Short notes

SCR Short Notes

Flip open a textbook thyristor — say a BT151 rated 12 A, 500 V — and you find a four-layer PNPN structure with three terminals: anode (A), cathode (K), and gate (G). In any controlled rectifier circuit driving a DC motor, this device stays off until a gate pulse fires it, then conducts like a closed switch regardless of the gate signal being removed.

EEE, ECE

How it works

The two-transistor model explains SCR latching: the device is equivalent to a PNP (Q1) and NPN (Q2) transistor with collector of each driving the base of the other.
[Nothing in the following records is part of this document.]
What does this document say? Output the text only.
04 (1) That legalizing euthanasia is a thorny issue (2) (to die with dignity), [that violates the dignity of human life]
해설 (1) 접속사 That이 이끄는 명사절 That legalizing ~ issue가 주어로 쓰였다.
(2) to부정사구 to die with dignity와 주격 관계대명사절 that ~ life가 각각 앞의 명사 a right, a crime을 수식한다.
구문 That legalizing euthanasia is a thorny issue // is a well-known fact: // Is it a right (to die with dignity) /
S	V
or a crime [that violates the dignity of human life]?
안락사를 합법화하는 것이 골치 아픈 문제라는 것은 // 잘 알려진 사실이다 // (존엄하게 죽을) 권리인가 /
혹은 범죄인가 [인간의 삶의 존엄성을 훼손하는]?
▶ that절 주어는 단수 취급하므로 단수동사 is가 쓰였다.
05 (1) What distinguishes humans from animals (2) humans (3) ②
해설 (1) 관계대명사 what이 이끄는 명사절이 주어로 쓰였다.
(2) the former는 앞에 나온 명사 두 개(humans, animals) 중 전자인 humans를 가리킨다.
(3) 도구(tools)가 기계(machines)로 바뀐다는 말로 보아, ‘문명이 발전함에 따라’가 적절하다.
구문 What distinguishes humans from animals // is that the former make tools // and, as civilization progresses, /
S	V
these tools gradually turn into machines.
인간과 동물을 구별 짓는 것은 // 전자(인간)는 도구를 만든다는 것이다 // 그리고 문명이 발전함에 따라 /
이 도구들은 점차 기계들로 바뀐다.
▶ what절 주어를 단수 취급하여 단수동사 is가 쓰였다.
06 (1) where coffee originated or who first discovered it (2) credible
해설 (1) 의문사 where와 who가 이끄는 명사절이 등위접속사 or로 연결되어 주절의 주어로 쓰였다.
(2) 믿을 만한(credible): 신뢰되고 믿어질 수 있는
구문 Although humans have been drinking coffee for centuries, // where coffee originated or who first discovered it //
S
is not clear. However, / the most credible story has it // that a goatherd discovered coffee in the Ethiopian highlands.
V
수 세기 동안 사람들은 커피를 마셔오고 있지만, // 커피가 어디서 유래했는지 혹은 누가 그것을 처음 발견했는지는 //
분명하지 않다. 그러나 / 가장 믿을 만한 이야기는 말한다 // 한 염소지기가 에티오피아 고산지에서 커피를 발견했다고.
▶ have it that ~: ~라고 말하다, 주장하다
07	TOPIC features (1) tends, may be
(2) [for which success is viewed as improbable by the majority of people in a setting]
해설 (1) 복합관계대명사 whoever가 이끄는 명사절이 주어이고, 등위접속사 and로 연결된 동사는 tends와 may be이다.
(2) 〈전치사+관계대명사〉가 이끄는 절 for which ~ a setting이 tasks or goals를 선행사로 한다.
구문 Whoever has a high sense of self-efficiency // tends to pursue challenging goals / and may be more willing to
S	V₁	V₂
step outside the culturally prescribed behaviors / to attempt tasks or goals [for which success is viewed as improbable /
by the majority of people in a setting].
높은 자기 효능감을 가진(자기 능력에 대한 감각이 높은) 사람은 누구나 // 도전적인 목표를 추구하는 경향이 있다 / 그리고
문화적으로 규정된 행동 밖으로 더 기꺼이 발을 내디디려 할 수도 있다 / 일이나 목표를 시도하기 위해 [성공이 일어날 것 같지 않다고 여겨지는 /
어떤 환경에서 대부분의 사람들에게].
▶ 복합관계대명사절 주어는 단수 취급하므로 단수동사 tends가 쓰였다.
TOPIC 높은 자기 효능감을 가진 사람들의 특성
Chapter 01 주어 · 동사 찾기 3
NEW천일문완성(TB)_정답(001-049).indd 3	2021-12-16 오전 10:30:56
Once αPNP + αNPN ≥ 1, regenerative action latches the device ON. Gate current of 20–100 mA at 1–2 V is sufficient to trigger a typical SCR. Latching current IL (minimum anode current to stay ON after gate pulse ends, typically 20–100 mA) must be reached; holding current IH (minimum to stay latched, typically 5–30 mA) must be maintained — falling below IH turns the device off. Natural commutation (line commutation) in AC circuits turns the SCR off at natural current zero.

Key points to remember

V-I characteristic: in forward blocking state, small leakage current until forward breakover voltage VBO (200–2000 V). With gate pulse, VBO reduces to near zero — device switches to low-voltage (1–1.5 V) conduction state. Reverse blocking: like a reverse-biased diode, leakage until reverse breakdown (typically equal to VBO). dv/dt triggering is a problem — rapid voltage rise can turn on an SCR without a gate pulse; typically dv/dt rating is 100–1000 V/µs. di/dt rating limits the rate of anode current rise to prevent hot-spot damage; typical limit is 100–200 A/µs.

Exam tip

The examiner always asks you to sketch the V-I characteristic of an SCR and mark VBO, IH, IL, forward conduction, and reverse blocking regions — practise drawing it with all labels in one minute.